Grueso, enorme, con una
respiración fatigosa que oía como a un animal resoplando a su lado; recostado en un sillón con una
manta escocesa sobre las piernas, miraba un engañoso otoño en su jardín. Aún sostenía
un grueso cigarro sin encender entre los labios. Le gustaba mascarlo, descargar
su rabia destrozándolo entre los dientes.
Por un instante le pareció ver entre el follaje amarillo-rojizo la silueta de quien se le
acercó una tarde a sus cuatro años, ofreciéndolo
todo: el talento y más, el genio, la vitalidad y la voluntad del toro; por tanto
un éxito que le permitiría hacer lo que quisiera, pero sobre todo una
voz portentosa y seductora que llevaría a sus oyentes el sentimiento exacto que quisiera transmitir. ¿Podía pedirse más? No lo sabía. Tenía cuatro años entonces.
Tampoco sabía que siempre hay que preguntar por el precio. Parecía un regalo.
Aceptó, por supuesto.
Todo era un juego: deslumbrarse ante su
propia percepción del mundo; reírse del asombro del mundo por su precocidad.
Imposible no sentirse superior. Pero ya
en su primera juventud despertó la ilusión de hacer algo importante para la
humanidad. Cuanto más grande era su
ilusión mayor era su avidez por la vida,
por bebérsela a grandes sorbos, tal como
según él, correspondía a un genio.
La radio lo acogió como al hijo dilecto, y él lució su voz
leyendo para los oyentes las grandes obras de todos los tiempos. Pero
también se daba cuenta de que creían a pie juntillas tanto las mentiras más simples de la publicidad, como las más engañosas de la política. Deseaba
pertenecer a la raza de los grandes creadores de conciencia. Quería
hacer de lo totalmente increíble algo absolutamente creíble para poner en
evidencia su tesis: no debes creer nada
de lo que oyes en la radio.
Un día dio con esa historia, por entonces novedosa, de alienígenas invadiendo la tierra. Disfrutó
leyéndola y creyó que la comprensión de sus intenciones sería inmediata.

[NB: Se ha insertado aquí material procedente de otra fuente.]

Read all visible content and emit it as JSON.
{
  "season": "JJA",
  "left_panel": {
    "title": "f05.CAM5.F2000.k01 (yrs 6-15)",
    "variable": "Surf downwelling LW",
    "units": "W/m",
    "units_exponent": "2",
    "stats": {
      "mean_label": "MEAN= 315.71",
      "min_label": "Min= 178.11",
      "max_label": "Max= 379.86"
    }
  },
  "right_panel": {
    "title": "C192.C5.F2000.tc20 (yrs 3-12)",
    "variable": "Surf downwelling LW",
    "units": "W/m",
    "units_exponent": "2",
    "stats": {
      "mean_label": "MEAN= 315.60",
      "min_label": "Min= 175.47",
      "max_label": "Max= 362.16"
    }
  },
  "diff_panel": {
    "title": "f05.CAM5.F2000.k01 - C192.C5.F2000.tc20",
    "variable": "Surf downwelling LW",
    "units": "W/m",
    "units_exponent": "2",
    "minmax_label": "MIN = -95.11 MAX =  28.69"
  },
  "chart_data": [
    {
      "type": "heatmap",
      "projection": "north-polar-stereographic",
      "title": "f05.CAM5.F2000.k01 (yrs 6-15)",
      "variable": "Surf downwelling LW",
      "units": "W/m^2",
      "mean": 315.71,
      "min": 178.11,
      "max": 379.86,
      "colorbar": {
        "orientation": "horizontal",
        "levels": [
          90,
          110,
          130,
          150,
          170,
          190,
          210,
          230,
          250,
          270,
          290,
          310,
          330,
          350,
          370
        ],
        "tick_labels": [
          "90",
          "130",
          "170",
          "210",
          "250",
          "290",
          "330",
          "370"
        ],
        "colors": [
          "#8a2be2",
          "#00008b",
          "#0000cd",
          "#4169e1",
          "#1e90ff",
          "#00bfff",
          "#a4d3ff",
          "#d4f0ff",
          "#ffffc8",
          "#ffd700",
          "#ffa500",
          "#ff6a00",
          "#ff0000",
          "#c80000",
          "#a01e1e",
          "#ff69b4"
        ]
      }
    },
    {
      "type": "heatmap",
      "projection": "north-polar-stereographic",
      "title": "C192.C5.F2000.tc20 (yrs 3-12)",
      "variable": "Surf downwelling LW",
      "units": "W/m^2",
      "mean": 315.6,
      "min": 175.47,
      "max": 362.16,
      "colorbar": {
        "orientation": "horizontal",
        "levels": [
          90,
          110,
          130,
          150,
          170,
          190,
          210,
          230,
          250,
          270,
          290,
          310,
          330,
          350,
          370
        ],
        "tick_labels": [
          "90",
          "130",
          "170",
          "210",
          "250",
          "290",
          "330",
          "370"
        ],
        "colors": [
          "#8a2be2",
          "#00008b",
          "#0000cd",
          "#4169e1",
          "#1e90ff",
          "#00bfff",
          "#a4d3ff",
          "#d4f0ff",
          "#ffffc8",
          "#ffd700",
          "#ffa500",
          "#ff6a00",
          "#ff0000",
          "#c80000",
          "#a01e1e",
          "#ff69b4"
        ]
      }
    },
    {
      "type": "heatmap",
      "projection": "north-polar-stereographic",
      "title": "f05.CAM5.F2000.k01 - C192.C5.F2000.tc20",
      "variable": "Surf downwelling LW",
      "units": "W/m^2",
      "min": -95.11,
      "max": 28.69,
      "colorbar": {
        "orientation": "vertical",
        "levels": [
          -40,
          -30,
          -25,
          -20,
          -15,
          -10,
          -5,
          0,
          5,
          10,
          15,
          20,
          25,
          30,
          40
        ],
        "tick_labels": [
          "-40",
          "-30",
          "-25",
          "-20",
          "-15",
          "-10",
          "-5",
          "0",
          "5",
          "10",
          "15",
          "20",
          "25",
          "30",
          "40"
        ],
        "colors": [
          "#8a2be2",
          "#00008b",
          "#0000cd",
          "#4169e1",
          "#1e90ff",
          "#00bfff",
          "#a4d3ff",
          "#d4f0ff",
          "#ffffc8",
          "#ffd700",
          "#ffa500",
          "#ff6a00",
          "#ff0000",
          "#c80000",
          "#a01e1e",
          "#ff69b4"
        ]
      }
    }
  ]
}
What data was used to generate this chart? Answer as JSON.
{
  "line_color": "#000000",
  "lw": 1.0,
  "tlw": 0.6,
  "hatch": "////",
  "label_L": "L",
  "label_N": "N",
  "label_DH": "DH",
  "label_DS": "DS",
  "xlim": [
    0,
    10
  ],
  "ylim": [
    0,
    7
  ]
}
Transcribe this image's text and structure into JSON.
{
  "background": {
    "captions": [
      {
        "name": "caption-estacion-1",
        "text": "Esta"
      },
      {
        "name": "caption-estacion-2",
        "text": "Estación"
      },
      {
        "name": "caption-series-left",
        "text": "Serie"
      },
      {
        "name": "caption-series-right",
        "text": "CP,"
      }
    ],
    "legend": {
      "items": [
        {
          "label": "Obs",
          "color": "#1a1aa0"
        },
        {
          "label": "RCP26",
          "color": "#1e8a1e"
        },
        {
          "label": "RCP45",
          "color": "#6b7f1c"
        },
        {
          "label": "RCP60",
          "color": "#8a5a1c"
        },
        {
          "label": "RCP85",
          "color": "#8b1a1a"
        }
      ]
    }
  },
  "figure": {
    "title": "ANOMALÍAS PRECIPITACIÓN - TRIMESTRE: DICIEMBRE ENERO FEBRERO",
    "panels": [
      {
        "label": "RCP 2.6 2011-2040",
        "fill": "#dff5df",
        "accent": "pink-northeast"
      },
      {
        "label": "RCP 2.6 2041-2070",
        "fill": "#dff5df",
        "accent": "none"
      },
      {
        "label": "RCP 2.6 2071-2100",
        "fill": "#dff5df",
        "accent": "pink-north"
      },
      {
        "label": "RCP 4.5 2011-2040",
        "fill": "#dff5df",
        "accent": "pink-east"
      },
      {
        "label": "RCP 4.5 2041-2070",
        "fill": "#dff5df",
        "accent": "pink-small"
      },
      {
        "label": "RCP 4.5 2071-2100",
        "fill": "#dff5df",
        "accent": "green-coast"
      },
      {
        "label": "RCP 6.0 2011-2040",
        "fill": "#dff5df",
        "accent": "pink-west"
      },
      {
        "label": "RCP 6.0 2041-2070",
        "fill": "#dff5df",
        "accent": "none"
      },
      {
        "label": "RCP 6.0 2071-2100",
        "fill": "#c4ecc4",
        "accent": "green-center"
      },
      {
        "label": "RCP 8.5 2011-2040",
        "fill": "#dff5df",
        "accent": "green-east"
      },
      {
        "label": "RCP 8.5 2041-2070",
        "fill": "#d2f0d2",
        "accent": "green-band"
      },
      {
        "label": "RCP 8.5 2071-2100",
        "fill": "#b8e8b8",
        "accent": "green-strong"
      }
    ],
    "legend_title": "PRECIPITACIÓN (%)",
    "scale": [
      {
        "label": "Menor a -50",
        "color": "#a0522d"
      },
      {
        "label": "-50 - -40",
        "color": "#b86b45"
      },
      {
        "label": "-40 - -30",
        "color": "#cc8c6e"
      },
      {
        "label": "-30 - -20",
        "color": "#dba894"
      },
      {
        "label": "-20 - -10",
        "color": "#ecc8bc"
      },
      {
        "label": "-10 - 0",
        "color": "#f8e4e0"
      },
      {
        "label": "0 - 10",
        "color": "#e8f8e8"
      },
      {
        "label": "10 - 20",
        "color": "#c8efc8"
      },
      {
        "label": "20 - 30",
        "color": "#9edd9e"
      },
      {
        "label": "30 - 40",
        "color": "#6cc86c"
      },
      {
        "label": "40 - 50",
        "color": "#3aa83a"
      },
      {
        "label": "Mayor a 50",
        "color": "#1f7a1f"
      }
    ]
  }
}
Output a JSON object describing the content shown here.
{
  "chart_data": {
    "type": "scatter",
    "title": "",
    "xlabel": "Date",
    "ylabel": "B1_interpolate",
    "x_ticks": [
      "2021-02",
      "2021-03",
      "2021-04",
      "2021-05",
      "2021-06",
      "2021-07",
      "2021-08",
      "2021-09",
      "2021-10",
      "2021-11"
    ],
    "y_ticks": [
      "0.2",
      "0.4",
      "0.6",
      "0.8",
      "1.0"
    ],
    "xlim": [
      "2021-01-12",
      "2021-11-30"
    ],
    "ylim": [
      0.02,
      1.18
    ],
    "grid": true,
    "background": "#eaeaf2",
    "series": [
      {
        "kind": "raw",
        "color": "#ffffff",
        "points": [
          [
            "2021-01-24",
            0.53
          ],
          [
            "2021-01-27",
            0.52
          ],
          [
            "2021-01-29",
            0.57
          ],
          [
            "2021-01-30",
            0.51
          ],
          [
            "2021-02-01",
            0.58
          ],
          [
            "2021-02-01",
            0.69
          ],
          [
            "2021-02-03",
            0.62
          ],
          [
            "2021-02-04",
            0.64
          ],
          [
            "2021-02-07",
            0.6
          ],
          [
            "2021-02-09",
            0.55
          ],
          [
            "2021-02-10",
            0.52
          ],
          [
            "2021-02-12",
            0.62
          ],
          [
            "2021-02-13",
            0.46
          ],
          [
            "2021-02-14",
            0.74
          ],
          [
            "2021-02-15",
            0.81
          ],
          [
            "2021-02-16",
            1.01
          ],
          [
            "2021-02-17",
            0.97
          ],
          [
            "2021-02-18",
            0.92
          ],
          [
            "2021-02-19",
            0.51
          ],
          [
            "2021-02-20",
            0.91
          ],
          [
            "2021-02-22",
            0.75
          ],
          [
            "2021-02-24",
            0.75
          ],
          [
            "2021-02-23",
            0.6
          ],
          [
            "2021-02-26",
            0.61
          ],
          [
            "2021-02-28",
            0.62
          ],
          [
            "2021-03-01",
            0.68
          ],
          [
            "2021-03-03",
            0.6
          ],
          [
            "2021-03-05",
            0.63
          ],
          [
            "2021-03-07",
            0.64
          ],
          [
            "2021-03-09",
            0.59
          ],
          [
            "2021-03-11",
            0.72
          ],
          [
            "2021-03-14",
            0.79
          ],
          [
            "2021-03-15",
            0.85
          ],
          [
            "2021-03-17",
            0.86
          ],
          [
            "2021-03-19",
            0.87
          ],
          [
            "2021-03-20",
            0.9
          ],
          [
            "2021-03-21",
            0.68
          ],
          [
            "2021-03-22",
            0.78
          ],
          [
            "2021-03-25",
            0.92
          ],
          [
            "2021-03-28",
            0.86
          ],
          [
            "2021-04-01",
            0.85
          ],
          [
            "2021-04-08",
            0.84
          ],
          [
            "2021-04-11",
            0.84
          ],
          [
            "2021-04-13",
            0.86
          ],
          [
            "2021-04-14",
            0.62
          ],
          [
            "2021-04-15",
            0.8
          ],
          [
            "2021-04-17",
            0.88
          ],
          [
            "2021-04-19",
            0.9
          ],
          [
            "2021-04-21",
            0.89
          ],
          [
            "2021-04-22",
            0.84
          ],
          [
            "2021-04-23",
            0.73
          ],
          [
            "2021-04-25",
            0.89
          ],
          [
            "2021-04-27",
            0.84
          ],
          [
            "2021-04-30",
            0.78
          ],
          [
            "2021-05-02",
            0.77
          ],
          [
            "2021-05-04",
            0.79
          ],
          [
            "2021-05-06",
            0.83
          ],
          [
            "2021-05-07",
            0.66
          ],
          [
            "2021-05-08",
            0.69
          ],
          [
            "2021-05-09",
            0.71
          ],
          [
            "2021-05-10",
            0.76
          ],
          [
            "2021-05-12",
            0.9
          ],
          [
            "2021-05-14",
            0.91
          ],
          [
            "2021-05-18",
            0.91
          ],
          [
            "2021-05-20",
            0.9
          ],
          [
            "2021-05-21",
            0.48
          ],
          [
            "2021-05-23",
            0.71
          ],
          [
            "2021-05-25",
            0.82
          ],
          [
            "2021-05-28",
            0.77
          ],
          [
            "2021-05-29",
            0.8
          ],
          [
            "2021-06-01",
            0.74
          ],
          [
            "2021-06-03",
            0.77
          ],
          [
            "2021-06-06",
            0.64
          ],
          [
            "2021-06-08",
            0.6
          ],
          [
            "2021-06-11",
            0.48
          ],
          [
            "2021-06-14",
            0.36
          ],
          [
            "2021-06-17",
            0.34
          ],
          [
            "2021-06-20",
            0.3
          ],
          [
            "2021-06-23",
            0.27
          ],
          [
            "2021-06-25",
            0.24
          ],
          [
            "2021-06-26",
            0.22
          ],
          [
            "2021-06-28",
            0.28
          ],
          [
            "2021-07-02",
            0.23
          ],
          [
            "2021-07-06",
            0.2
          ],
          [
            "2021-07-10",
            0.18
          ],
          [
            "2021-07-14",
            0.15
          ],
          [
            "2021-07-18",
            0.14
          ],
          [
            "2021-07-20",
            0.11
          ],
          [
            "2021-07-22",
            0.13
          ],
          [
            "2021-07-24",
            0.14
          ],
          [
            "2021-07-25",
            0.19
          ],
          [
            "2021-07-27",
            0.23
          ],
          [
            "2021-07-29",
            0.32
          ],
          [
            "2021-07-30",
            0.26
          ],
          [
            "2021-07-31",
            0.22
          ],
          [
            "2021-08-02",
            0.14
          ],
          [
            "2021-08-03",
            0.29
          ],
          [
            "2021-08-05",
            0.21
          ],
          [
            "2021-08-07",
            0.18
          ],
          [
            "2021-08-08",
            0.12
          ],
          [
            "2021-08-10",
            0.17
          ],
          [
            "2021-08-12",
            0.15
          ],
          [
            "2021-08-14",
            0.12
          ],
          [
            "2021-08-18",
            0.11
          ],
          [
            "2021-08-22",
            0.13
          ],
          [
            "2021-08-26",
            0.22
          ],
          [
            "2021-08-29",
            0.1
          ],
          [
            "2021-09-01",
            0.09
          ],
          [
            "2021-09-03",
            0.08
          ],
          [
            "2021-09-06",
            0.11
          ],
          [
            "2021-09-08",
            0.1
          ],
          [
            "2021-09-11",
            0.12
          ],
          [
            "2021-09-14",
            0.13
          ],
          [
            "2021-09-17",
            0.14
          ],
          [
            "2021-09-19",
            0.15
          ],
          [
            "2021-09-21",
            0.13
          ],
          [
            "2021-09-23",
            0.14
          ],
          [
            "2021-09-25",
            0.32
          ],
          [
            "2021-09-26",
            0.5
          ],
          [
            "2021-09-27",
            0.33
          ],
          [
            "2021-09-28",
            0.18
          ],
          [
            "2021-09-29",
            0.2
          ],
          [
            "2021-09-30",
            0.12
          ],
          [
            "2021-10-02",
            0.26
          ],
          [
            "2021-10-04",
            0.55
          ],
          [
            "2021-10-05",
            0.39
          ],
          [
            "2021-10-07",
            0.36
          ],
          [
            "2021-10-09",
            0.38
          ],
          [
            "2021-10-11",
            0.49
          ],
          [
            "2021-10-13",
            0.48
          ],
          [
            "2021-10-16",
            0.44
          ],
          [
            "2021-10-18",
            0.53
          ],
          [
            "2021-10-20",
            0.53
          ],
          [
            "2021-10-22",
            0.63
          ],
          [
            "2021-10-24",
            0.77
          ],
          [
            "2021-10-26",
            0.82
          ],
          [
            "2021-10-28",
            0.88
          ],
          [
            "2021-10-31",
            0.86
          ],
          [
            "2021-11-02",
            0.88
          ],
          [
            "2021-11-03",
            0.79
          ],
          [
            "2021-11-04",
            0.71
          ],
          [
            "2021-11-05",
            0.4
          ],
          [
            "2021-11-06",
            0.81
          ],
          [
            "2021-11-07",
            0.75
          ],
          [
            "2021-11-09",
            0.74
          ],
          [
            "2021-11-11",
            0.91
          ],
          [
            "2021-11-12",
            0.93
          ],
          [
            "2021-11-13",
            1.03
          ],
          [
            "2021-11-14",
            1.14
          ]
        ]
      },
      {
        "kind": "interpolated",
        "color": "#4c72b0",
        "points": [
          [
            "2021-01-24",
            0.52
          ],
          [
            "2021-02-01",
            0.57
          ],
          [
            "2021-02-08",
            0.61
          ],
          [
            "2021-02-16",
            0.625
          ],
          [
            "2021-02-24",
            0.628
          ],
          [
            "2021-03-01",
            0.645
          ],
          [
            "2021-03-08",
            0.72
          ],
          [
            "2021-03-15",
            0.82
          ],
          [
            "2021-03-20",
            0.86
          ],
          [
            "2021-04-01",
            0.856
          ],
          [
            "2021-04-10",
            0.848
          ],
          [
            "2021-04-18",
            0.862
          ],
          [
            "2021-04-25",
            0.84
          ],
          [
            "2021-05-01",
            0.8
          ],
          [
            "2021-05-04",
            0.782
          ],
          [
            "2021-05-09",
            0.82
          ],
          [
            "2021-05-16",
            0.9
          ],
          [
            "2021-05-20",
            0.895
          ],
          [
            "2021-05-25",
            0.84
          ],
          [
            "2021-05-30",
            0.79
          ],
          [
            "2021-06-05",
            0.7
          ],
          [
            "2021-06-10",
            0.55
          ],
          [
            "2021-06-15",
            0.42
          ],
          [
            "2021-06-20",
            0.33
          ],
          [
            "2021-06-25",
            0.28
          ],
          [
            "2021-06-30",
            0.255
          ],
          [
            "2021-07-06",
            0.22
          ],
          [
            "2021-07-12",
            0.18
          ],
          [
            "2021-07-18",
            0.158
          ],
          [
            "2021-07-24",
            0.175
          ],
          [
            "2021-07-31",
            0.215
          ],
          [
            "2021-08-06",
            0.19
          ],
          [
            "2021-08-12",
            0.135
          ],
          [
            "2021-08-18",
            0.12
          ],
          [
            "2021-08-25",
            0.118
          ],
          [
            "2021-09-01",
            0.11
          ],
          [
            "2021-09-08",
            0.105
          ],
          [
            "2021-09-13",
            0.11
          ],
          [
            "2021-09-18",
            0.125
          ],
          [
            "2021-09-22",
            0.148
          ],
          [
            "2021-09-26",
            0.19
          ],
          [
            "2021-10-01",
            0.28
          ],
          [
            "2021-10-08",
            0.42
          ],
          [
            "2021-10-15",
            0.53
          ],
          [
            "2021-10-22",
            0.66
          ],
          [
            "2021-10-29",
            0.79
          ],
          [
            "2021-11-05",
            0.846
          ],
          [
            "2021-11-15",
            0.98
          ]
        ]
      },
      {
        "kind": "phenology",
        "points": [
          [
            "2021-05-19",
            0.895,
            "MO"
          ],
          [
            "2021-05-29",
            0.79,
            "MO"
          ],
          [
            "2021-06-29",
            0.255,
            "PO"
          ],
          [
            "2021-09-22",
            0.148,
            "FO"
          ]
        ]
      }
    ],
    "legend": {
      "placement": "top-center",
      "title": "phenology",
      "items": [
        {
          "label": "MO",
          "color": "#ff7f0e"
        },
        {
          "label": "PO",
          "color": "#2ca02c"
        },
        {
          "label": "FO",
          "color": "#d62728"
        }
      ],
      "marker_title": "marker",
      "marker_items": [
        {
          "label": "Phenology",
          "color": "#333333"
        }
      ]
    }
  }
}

El resultado fue devastador. Ataques de pánico, histeria,
suicidios, gente en las calles tratando de huir hacia quién sabe dónde. Nadie
se lo reprochó siquiera. Por el contrario, fue su éxito personal, aunque no el
de sus ilusiones. Sin embargo, en su
espina dorsal algo se densificó.
Pero le faltaba el amor. Envalentonado, convencido de que en realidad
nunca había precisado de la ayuda de ningún ser de éste u otros mundos, buscó a
la más bella y sensual entre sus pares. Nuevamente triunfó. Ahora los éxitos
eran sólo propios. La soberbia creció en la risa y en la mirada.
No, no quiere recordar, ni tiene por qué. Enciende la radio para distraerse,
quizá dormir.
El locutor anuncia el
programa de la tarde: Cuarenta años
atrás, un programa hecho por jóvenes, con jóvenes y para jóvenes.
Hace rodar el cigarro en su boca, queriendo burlarse del título presuntuoso.
Dejaremos a nuestros
oyentes dos preguntas antes del espacio publicitario, pero también les daremos
algunas pistas. Atención, hoy hablamos de una gran actriz de Hollywood que se encuentra gravemente enferma. Nació en 1918.
¿Cuál es el nombre
artístico de Margarita Carmen Cansino?
¿Cuál es su frase más
famosa?
A la vuelta, una
canción de su película emblemática.
¡¿Para qué encendió la radio?! No quiere recordar, no es
joven, no necesita ningún premio. Muerde el cigarro con tanta fuerza que lo parte
en dos. Furioso, escupe tabaco.
Quiere apagarla, pero tiembla y vuelve a
ver la siniestra figura del pasado en el jardín. Se aproxima sin pisar el pasto como una nube oscura, un cuerpo
de pasiones contrapuestas buscando su lugar.
En la
radio, Margarita canta : --Put the blame
on me, babe. Put the blame on me.
Cierra los ojos y un larguísimo guante de seda vuela seductoramente hacia él.
Grita lleno de dolor y de rabia. Por fin,
apaga la transmisión de un
manotazo. Ha sido burlado.
No llega a sollozar, la garra de la estafa se instala en su
pecho.
Ahora la figura del jardín parece haber atravesado la
ventana. Le habla.
--Perderla era el precio – dice.
Desaparece, y con ella el mundo entero.